How do I write sin(arcsinx + arccosx) as an algebraic expression?
arcsinx is an angle Ø so that sinØ = x/1 = x
arccosx is an angle Ø so that cosØ = x/1
thus sinØ = cosØ
and Ø = 45°
sin(arcsinx + arccosx)
= sin(45° + 45°)
= sin 90°
= 1
sinAcosB + cosAsinB
= x*x + √(1-x^2)√(1-x^2)
= x^2 + 1-x^2
= 1
of course- since if you draw the triangle, you are taking the sine of two angles which add to 90°
sin(arcsin(x)) = x
cos(arcsin(x)) = √(1-x^2)
so, if
A = arcsinx
B = arccosx
ain(A+B) = sinAcosB + cosAsinB
= x√(1-x^2) + √(1-x^2)*x
= 2x√(1-x^2)
confirmation by Wolfram:
http://www.wolframalpha.com/input/?i=simplify+sin%28arcsinx+%2B+arccosx%29
But doesn't sinØ also equal cosØ at 225 degrees?
yeah - so?
the expression still evaluates to 1.
To write sin(arcsin(x) + arccos(x)) as an algebraic expression, we can use the trigonometric identities.

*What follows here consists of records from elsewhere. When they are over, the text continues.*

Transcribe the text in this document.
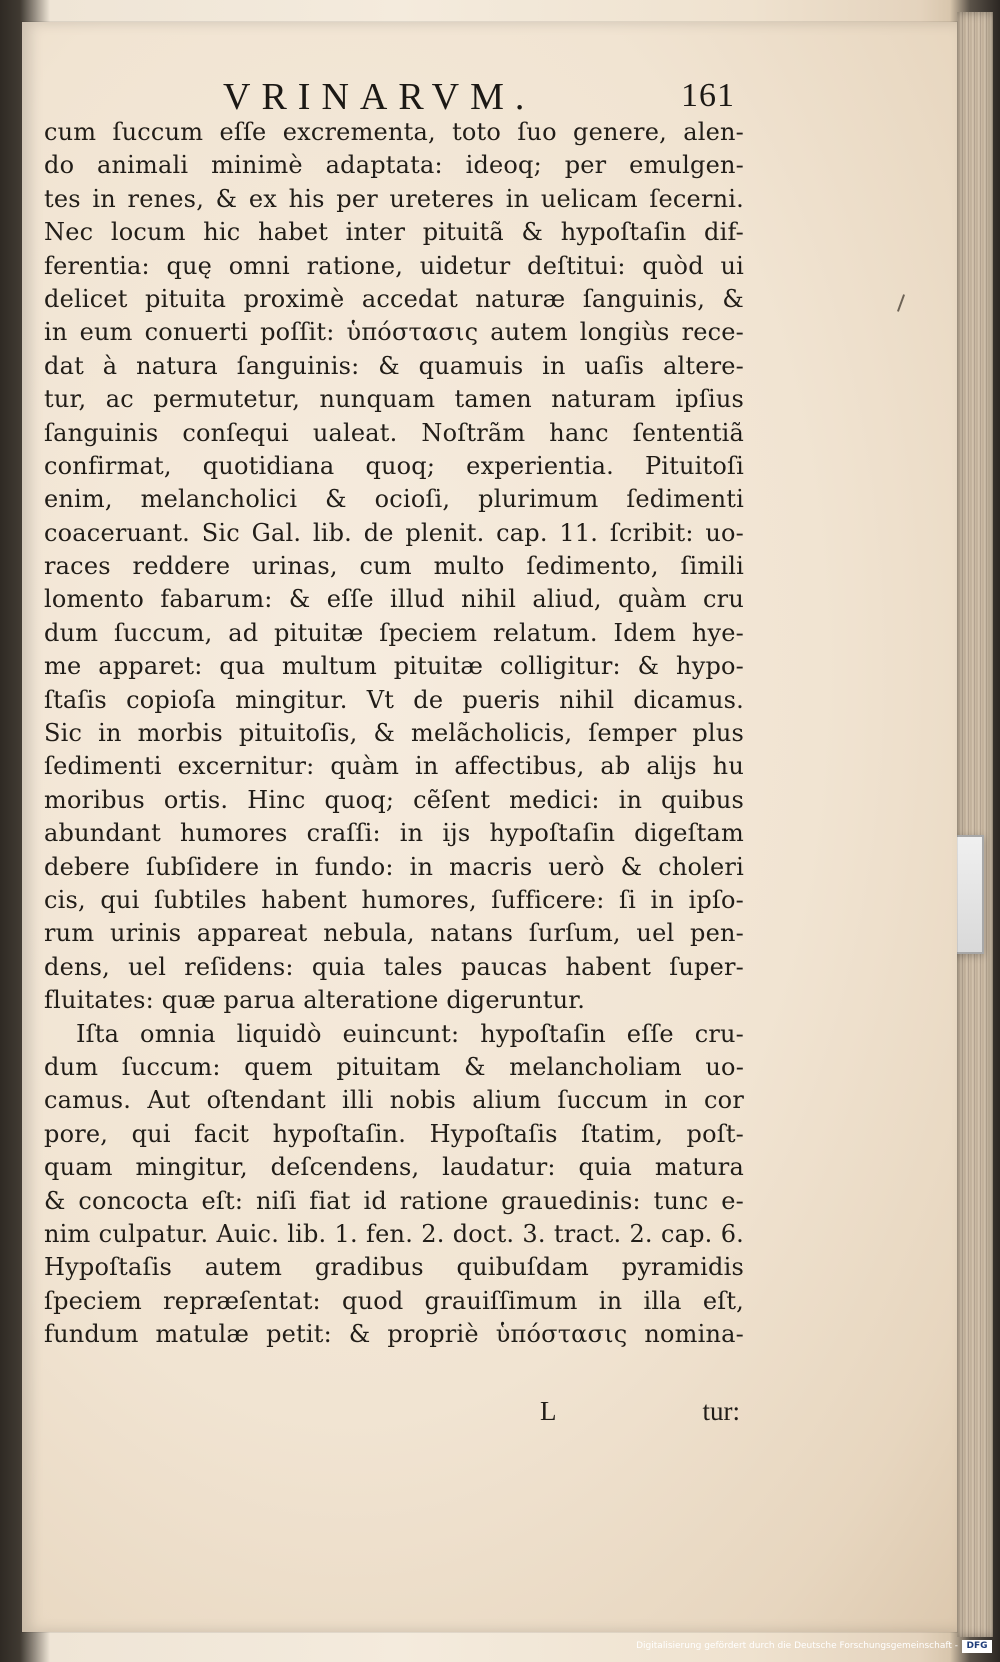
VRINARVM.	161
cum ſuccum eſſe excrementa, toto ſuo genere, alen-
do animali minimè adaptata: ideoq; per emulgen-
tes in renes, & ex his per ureteres in uelicam ſecerni.
Nec locum hic habet inter pituitã & hypoſtaſin dif-
ferentia: quę omni ratione, uidetur deſtitui: quòd ui
delicet pituita proximè accedat naturæ ſanguinis, &
in eum conuerti poſſit: ὑπόστασις autem longiùs rece-
dat à natura ſanguinis: & quamuis in uaſis altere-
tur, ac permutetur, nunquam tamen naturam ipſius
ſanguinis conſequi ualeat. Noſtrãm hanc ſententiã
confirmat, quotidiana quoq; experientia. Pituitoſi
enim, melancholici & ocioſi, plurimum ſedimenti
coaceruant. Sic Gal. lib. de plenit. cap. 11. ſcribit: uo-
races reddere urinas, cum multo ſedimento, ſimili
lomento fabarum: & eſſe illud nihil aliud, quàm cru
dum ſuccum, ad pituitæ ſpeciem relatum. Idem hye-
me apparet: qua multum pituitæ colligitur: & hypo-
ſtaſis copioſa mingitur. Vt de pueris nihil dicamus.
Sic in morbis pituitoſis, & melãcholicis, ſemper plus
ſedimenti excernitur: quàm in affectibus, ab alijs hu
moribus ortis. Hinc quoq; cẽſent medici: in quibus
abundant humores craſſi: in ijs hypoſtaſin digeſtam
debere ſubſidere in fundo: in macris uerò & choleri
cis, qui ſubtiles habent humores, ſufficere: ſi in ipſo-
rum urinis appareat nebula, natans ſurſum, uel pen-
dens, uel reſidens: quia tales paucas habent ſuper-
fluitates: quæ parua alteratione digeruntur.
Iſta omnia liquidò euincunt: hypoſtaſin eſſe cru-
dum ſuccum: quem pituitam & melancholiam uo-
camus. Aut oſtendant illi nobis alium ſuccum in cor
pore, qui facit hypoſtaſin. Hypoſtaſis ſtatim, poſt-
quam mingitur, deſcendens, laudatur: quia matura
& concocta eſt: niſi fiat id ratione grauedinis: tunc e-
nim culpatur. Auic. lib. 1. fen. 2. doct. 3. tract. 2. cap. 6.
Hypoſtaſis autem gradibus quibuſdam pyramidis
ſpeciem repræſentat: quod grauiſſimum in illa eſt,
fundum matulæ petit: & propriè ὑπόστασις nomina-
L	tur:
Digitalisierung gefördert durch die Deutsche Forschungsgemeinschaft - DFG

Let's break down the process step by step:
1. Use the property of the inverse trigonometric functions: arcsin(sin(x)) = x and arccos(cos(x)) = x, for the given domain.
Therefore, we have:
arcsin(x) + arccos(x) = x + x = 2x
2. Apply the sum-to-product identity for sine: sin(A + B) = sin(A)cos(B) + cos(A)sin(B)
In this case, A = B = x, so we can rewrite the expression as:
sin(arcsin(x) + arccos(x)) = sin(2x)
So, the final algebraic expression is sin(2x).